Arguably the biggest decision we made for developing audio source triangulation was using audio simulation software instead of actual hardware. By choosing a simulated environment, we are deciding not to take into account possible issues we would face when transitioning to hardware. However for the scope of this project, using simulations was definitely worth it, because it allowed for repeated testing and the development of a functional triangulation method without having to worry about the physical elements. Nevertheless, when considering next steps in our work, it is important to at least perform occasional tests with hardware as our backend functionality progresses, so that we can address critical issues as they come.

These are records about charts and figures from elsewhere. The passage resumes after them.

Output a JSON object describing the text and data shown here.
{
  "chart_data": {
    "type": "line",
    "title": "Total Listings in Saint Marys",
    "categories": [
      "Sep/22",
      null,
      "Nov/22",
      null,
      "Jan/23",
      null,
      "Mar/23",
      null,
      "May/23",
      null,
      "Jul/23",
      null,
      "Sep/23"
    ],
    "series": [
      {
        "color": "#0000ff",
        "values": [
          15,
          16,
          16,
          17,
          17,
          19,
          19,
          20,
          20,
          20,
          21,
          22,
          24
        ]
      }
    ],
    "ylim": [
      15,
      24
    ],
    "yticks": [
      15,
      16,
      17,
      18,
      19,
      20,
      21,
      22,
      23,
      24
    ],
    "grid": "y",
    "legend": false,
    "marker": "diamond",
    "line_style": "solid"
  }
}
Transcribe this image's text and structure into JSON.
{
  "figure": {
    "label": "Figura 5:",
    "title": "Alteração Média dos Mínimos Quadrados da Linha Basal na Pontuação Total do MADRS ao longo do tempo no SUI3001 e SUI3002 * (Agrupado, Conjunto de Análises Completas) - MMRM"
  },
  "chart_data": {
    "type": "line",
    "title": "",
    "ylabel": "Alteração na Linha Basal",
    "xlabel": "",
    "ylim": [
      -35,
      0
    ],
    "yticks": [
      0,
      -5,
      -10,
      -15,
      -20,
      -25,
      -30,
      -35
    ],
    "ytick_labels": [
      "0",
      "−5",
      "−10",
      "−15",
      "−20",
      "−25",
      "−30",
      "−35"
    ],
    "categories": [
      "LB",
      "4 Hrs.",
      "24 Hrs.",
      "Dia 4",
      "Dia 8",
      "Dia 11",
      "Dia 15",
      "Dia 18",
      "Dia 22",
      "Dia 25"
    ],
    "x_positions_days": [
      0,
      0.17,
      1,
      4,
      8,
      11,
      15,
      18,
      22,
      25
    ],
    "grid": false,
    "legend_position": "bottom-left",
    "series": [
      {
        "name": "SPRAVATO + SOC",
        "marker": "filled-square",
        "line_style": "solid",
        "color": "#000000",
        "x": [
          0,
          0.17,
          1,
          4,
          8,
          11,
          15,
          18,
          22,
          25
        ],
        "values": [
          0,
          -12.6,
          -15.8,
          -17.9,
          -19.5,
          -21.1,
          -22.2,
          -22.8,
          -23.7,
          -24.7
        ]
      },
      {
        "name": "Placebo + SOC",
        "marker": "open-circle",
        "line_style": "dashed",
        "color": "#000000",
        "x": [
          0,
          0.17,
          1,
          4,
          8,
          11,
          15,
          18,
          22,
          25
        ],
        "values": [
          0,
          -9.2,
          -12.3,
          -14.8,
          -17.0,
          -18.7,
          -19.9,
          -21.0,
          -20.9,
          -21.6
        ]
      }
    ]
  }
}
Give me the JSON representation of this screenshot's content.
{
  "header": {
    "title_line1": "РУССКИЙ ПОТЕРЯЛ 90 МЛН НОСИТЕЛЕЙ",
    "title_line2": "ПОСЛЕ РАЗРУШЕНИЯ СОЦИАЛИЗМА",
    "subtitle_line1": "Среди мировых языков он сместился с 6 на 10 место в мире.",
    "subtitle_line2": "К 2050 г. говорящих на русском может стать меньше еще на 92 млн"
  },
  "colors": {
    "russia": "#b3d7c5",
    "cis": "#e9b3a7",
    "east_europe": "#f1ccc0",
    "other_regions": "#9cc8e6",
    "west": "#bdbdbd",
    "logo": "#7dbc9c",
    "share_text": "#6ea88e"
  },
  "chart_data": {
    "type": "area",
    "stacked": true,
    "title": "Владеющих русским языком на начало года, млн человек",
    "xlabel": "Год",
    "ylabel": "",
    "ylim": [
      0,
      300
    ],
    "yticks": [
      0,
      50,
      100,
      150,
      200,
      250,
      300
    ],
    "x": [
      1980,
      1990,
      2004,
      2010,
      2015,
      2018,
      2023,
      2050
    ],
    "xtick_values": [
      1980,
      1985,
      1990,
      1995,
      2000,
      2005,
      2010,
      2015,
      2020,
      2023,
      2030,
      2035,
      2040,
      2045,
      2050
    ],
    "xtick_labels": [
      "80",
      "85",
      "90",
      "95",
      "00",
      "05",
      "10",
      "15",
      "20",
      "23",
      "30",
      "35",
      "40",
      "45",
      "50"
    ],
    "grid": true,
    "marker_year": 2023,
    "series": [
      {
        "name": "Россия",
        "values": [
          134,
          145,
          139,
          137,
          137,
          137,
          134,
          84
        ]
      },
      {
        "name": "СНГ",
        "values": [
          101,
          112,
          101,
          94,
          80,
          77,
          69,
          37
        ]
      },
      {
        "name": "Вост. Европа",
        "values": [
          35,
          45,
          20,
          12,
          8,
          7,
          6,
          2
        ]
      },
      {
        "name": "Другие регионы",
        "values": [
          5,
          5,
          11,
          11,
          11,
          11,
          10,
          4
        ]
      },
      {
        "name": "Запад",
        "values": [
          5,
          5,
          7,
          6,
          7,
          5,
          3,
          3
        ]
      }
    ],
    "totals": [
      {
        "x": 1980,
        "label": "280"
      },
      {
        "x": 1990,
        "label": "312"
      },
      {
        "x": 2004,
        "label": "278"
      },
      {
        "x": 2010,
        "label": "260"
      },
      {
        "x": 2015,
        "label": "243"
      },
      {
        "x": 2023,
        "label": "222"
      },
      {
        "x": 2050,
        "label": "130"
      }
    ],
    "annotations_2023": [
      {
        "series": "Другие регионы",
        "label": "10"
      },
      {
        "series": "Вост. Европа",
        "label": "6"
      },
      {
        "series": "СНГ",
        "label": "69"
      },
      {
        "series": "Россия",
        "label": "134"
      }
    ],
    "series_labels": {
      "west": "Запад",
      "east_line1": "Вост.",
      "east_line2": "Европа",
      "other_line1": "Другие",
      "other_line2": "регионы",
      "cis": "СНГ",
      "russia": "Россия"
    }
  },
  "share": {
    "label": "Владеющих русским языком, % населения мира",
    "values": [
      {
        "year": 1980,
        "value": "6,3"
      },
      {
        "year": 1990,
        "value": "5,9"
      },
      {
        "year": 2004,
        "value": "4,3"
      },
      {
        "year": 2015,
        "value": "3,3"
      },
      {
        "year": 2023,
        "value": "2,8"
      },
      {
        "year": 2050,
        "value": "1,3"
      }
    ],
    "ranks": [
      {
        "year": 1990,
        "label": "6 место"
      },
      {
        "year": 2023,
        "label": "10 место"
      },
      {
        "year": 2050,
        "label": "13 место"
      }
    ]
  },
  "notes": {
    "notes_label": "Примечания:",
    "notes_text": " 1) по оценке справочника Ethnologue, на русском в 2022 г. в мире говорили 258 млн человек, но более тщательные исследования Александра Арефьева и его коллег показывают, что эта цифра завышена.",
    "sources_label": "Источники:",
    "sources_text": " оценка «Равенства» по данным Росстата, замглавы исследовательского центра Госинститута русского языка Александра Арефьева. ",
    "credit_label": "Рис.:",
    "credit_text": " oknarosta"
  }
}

We can perform these tests as we progress with topics that are listed below.

Future Considerations

Losing Our Assumptions -

A large portion of future work will involve addressing issues regarding our assumptions, so that we can expand into working in more realistic environments.

• Reverb is additional noise that comes from echoes in our environment and it is the most important real world effect we need to take into account.
• There are many music production packages we can work with to digitally remove reverb, such as Zynaptiq Unveil and iZotope RX 6 De-Reverb.
• Physical interference is our next problem, this involves the blocking of sound waves by large objects that are close to the floor, like furniture.
• An easy fix to this is simply adding microphones to cover the entire room without interference and accounting for this in our software.
• Noise produced by either people or electronics like speakers or TV's are another important consideration.
• We can place microphones closer to the sources we want to disregard, then we can remove this from the signal that our floor mics are tracking.
• Tracking moving sources is another useful functionality we can implement.
• For sources with predictable movement (bouncing balls), we can anticpate locations using a physics simulation, for less predictable objects, ML.
• Physical Environment
• As previously mentioned, transitioning to testing with hardware in real environments as we add functionality is critical.

Expanding our Analysis -

While dealing with the issues with constrained environments, we can also expand on the algorithms and tools we use after we have obtained our signals. This involves creating custom algorithms to more appropriately track our errors, using Fourier Analysis to isolate our desired audio sources, and even incorporating Machine Learning in our triangulation methods. Our ultimate goals are to localize an audio source in any situation without any constraints on conditions and without having to customize our algoritms for each individual environment, and as you can see, there are many directions we can take this in!